A motorcyclist who collided with a General Motors self-driving car after it aborted a lane change while driving autonomously in San Francisco has filed a lawsuit against the car maker.
General Motors and its Cruise subsidiary have had a permit to test autonomous vehicles on California roads since June 2015, and have 110 vehicles and 300 test drivers approved for testing, according to the DMV.
Motorcyclist Oscar Nilsson of San Francisco claims in the suit that a GM Cruise Chevrolet Bolt he was riding behind Dec. 7 on Oak Street changed lanes to the left, and when he rode forward, the Bolt suddenly veered back into his lane and knocked him to the ground.
The Bolt driver’s hands had been off the steering wheel, and he’d “commanded” the vehicle to change lanes to the left, before it abruptly returned to the right-hand lane, Nilsson claimed in the suit, filed Monday in U.S. District Court in San Francisco.
A crash report filed with the California Department of Motor Vehicles by General Motors provided a much different view of the accident. The company acknowledged that the car, in autonomous-driving mode in heavy traffic, had aborted a lane change. But GM said that as its car was “re-centering itself” in the lane, Nilsson, who had been riding between two lanes in a legal-in-California practice known as lane-splitting, “moved into the center lane, glanced the side of the Cruise … wobbled, and fell over.”
The car maker claimed that a collision report assigned blame to Nilsson, because he purportedly overtook and passed a vehicle “under conditions that did not permit that movement in safety.”
San Francisco police did not immediately respond to a request for information about the collision and whether fault was determined.

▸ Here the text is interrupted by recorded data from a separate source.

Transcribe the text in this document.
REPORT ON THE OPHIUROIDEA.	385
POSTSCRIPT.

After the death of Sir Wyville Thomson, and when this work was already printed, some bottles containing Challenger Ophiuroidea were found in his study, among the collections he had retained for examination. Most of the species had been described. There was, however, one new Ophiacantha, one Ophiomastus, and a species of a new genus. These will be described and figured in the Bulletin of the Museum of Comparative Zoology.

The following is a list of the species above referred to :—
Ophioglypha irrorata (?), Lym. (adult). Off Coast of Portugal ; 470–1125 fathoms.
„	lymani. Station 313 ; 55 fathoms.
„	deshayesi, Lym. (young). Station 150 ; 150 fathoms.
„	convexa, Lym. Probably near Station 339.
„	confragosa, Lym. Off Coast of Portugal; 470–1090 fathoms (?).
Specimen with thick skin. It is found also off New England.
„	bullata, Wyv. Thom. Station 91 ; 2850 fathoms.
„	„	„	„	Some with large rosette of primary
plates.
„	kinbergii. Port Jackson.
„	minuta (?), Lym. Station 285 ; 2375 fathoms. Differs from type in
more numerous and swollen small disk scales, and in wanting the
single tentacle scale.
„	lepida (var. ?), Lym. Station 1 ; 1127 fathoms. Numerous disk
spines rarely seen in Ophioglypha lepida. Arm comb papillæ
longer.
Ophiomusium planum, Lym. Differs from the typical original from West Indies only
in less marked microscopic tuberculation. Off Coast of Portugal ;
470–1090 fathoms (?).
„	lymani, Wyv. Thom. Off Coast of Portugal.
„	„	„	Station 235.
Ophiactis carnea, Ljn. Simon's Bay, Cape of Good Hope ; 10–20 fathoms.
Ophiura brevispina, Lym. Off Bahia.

General Motors did not immediately answer questions about the incident and the lawsuit. The company’s Cruise subsidiary has been running a “Cruise Anywhere” program since August for employees, which allows them to hail automated Cruise vehicles and be driven anywhere in San Francisco. It was unclear whether the vehicle involved in the accident was part of this program.
It was also unclear if the Bolt in question was one of the “third-generation” automated vehicles described in September by Cruise CEO Kyle Vogt as “the world’s first mass-producible car designed to operate without a driver.” Those vehicles were intended to be used in the “Cruise Anywhere” program, Vogt wrote in a Medium post.
California still requires autonomous vehicles to have a driver behind the wheel to take over as necessary.
While Google took an early lead in autonomous driving with a program now spun off into its own company, Waymo, GM’s manufacturing capabilities and business strategy have pushed Cruise ahead, according to a report by market-research firm Navigant Research in January.
Nilsson claimed in his lawsuit that he suffered neck and shoulder injuries from the crash, which will require “lengthy treatment,” and that he has had to go on disability leave from work.
According to GM’s crash report, the Bolt was traveling at 12 miles per hour, while Nilsson had been driving at 17 miles per hour. After the collision, Nilsson “got up and walked his vehicle to the side of the road” and “reported shoulder pain and was taken to receive medical care.”
In California, autonomous vehicle test drivers must have good driving records and successfully complete a test-driver training program administered by the car maker, DMV spokeswoman Jessica Gonzalez said.
“Companies with permits are allowed to test on any California public roadway — they don’t tell us which ones they are testing on,” Gonzalez said.